Ganbold, Munkhchimeg, Barker, James, Ma, Ren, Jones, Lucy and Carew, Mark (2010) Cytotoxicity and bioavailability studies on a decoction of Oldenlandia diffusa and its fractions separated by HPLC. Journal of Ethnopharmacology, 131(2), pp. 396-403. ISSN (print) 0378-8741


AIM OF THE STUDY: Oldenlandia diffusa is a traditional Chinese herbal remedy with known cytotoxic activity in vitro and in vivo. The aim of the study was to identify the most cytotoxic constituents of a water extract (a decoction is traditionally used as a treatment) by HPLC and activity-guided fractionation. The bioavailability of the decoction and certain fractions, and the mode of cell death induced by these mixtures, were also investigated. MATERIAL AND METHODS: A decoction of O.diffusa was prepared and separated by HPLC into eleven fractions (F1-11) for testing on the growth of HL60 leukaemia cells; two of the most active fractions were also tested on Caco-2 colon cancer cells. Cell viability was measured by trypan blue exclusion, DNA content (Cyquant NF assay) and neutral red uptake. Evidence of apoptosis was gained from cells stained with the nuclear dye DAPI, and detection of cleaved poly (ADP-ribose) polymerase (PARP) by Western blot.
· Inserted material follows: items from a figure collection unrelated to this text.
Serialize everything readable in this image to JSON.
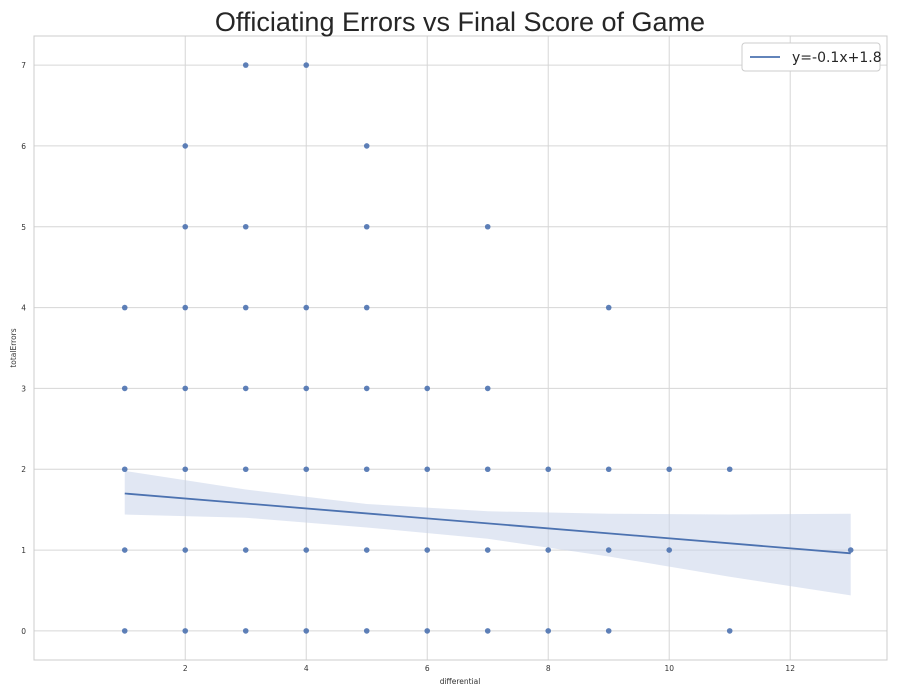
{
  "chart_data": {
    "type": "scatter",
    "title": "Officiating Errors vs Final Score of Game",
    "xlabel": "differential",
    "ylabel": "totalErrors",
    "xlim": [
      -0.5,
      13.6
    ],
    "ylim": [
      -0.36,
      7.36
    ],
    "xticks": [
      2,
      4,
      6,
      8,
      10,
      12
    ],
    "yticks": [
      0,
      1,
      2,
      3,
      4,
      5,
      6,
      7
    ],
    "grid": true,
    "legend_position": "top-right",
    "colors": {
      "points": "#4c72b0",
      "line": "#4c72b0",
      "band": "#c8d4ea",
      "grid": "#d6d6d6",
      "frame": "#cccccc"
    },
    "points": [
      [
        1,
        0
      ],
      [
        1,
        1
      ],
      [
        1,
        2
      ],
      [
        1,
        3
      ],
      [
        1,
        4
      ],
      [
        2,
        0
      ],
      [
        2,
        1
      ],
      [
        2,
        2
      ],
      [
        2,
        3
      ],
      [
        2,
        4
      ],
      [
        2,
        5
      ],
      [
        2,
        6
      ],
      [
        3,
        0
      ],
      [
        3,
        1
      ],
      [
        3,
        2
      ],
      [
        3,
        3
      ],
      [
        3,
        4
      ],
      [
        3,
        5
      ],
      [
        3,
        7
      ],
      [
        4,
        0
      ],
      [
        4,
        1
      ],
      [
        4,
        2
      ],
      [
        4,
        3
      ],
      [
        4,
        4
      ],
      [
        4,
        7
      ],
      [
        5,
        0
      ],
      [
        5,
        1
      ],
      [
        5,
        2
      ],
      [
        5,
        3
      ],
      [
        5,
        4
      ],
      [
        5,
        5
      ],
      [
        5,
        6
      ],
      [
        6,
        0
      ],
      [
        6,
        1
      ],
      [
        6,
        2
      ],
      [
        6,
        3
      ],
      [
        7,
        0
      ],
      [
        7,
        1
      ],
      [
        7,
        2
      ],
      [
        7,
        3
      ],
      [
        7,
        5
      ],
      [
        8,
        0
      ],
      [
        8,
        1
      ],
      [
        8,
        2
      ],
      [
        9,
        0
      ],
      [
        9,
        1
      ],
      [
        9,
        2
      ],
      [
        9,
        4
      ],
      [
        10,
        1
      ],
      [
        10,
        2
      ],
      [
        11,
        0
      ],
      [
        11,
        2
      ],
      [
        13,
        1
      ]
    ],
    "regression": {
      "label": "y=-0.1x+1.8",
      "line": [
        [
          1,
          1.7
        ],
        [
          13,
          0.96
        ]
      ],
      "ci_upper": [
        [
          1,
          1.98
        ],
        [
          3,
          1.75
        ],
        [
          5,
          1.57
        ],
        [
          7,
          1.48
        ],
        [
          9,
          1.45
        ],
        [
          11,
          1.44
        ],
        [
          13,
          1.45
        ]
      ],
      "ci_lower": [
        [
          1,
          1.44
        ],
        [
          3,
          1.4
        ],
        [
          5,
          1.28
        ],
        [
          7,
          1.14
        ],
        [
          9,
          0.92
        ],
        [
          11,
          0.67
        ],
        [
          13,
          0.44
        ]
      ]
    }
  }
}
RESULTS: Fraction 9 was found to be the most active fraction, and, along with the decoction, induced apoptosis. Cells stained with DAPI showed a decrease in cell size and nuclear fragmentation characteristic of apoptosis. Detection of cleaved PARP further confirmed induction of apoptosis by O.diffusa decoction and fraction 9. The bioavailability of O.diffusa was investigated by production of post-absorption samples using Caco-2 intestinal epithelial monolayers. Addition of post-absorption samples (taken from the basolateral side after 3 hr incubation with the decoction on the apical side) inhibited the growth of HL60 cells, and suggested a degree of bioavailability. The constituents in fraction 9 were further separated by HPLC and eight major compounds were identified by LC-MS: two of these were ursolic acid (UA) and its enantiomer oleanolic acid (OA). Concentrations of UA and OA in the decoction were then calculated by reference to the area of the peaks of UA and OA found in F9. The post-absorption sample of F9 contained six of the eight constituents in the original pre-absorption fraction 9. CONCLUSIONS: Taken together, the results suggest that certain constituents, possibly including ursolic/oleanolic acid, may be bioavailable and at sufficient concentration to induce apoptosis in cancer cells in vitro through a mechanism including the cleavage of PARP.